By simply being human, Mr Gittoes-Caesar argued, partners and other team leaders will be best placed to ensure optimal wellness – and therefore productivity – from those under their purview.

“Being vulnerable isn’t common in the law (and less so among blokes). I suffer from anxiety and depression, and the fact the people know that makes them willing to talk to me about it, and ask for help.  And otherwise it’s being flexible, and following through – paying lip service to wellness issues is never going to work,” he outlined. 

“Authenticity is key – as is just being kind to people. Yes, we have a business to run, and that means providing people with opportunities – but you can do it without running people into the ground.”

The little things, he noted, can and will be critical.

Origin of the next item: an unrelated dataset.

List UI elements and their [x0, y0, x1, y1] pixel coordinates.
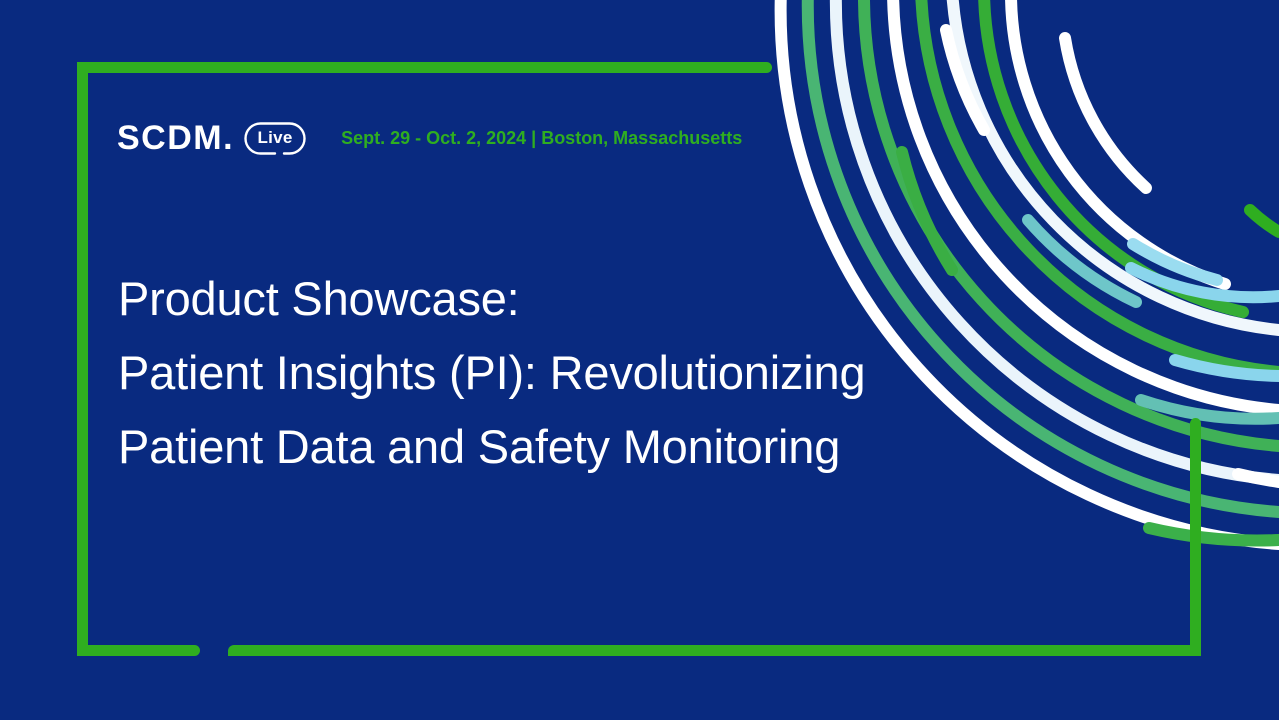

“I encourage my staff not to work on weekends. We don’t give out our mobile numbers. We provide realistic timeframes, so our staff aren’t under the pump. The line between work and home has never been blurrier – so setting up boundaries between us and our clients is so important. And not bending on that – if a client wants 24/7 access to me, then I am not the lawyer for them,” he advised.

“We need to show clients that we don’t need to be available at the drop of a hat, and that we are better lawyers if we are happy.”

2021 is right around the corner, Mr Gittoes-Caesar mused, which should hopefully bring some respite after such a trying year: “It has to be better, right?”

“Personally, I am excited about doing more in the wellness space – for clients, staff and myself.  That means having the conversations, and bring mental health (and its effect on lawyers) front and centre – which is really exciting to me,” he said.

Such excitement, and passion for workplace wellness – both within his own family law team and more broadly – were rewarded at last week’s Partner of the Year Awards, which he said “means a lot” to him, albeit for different reasons, when asked about the two accolades he received.

“The Family Law one I view very much as a team award – my recognition is as much a by-product of their hard work as mine. The Wellness Advocate one is different – it spurs me on to do a lot more in the mental health space, and do my best to usher in some cultural change, and acceptance around mental health issues and promote a willingness in people to ask for help,” he pledged.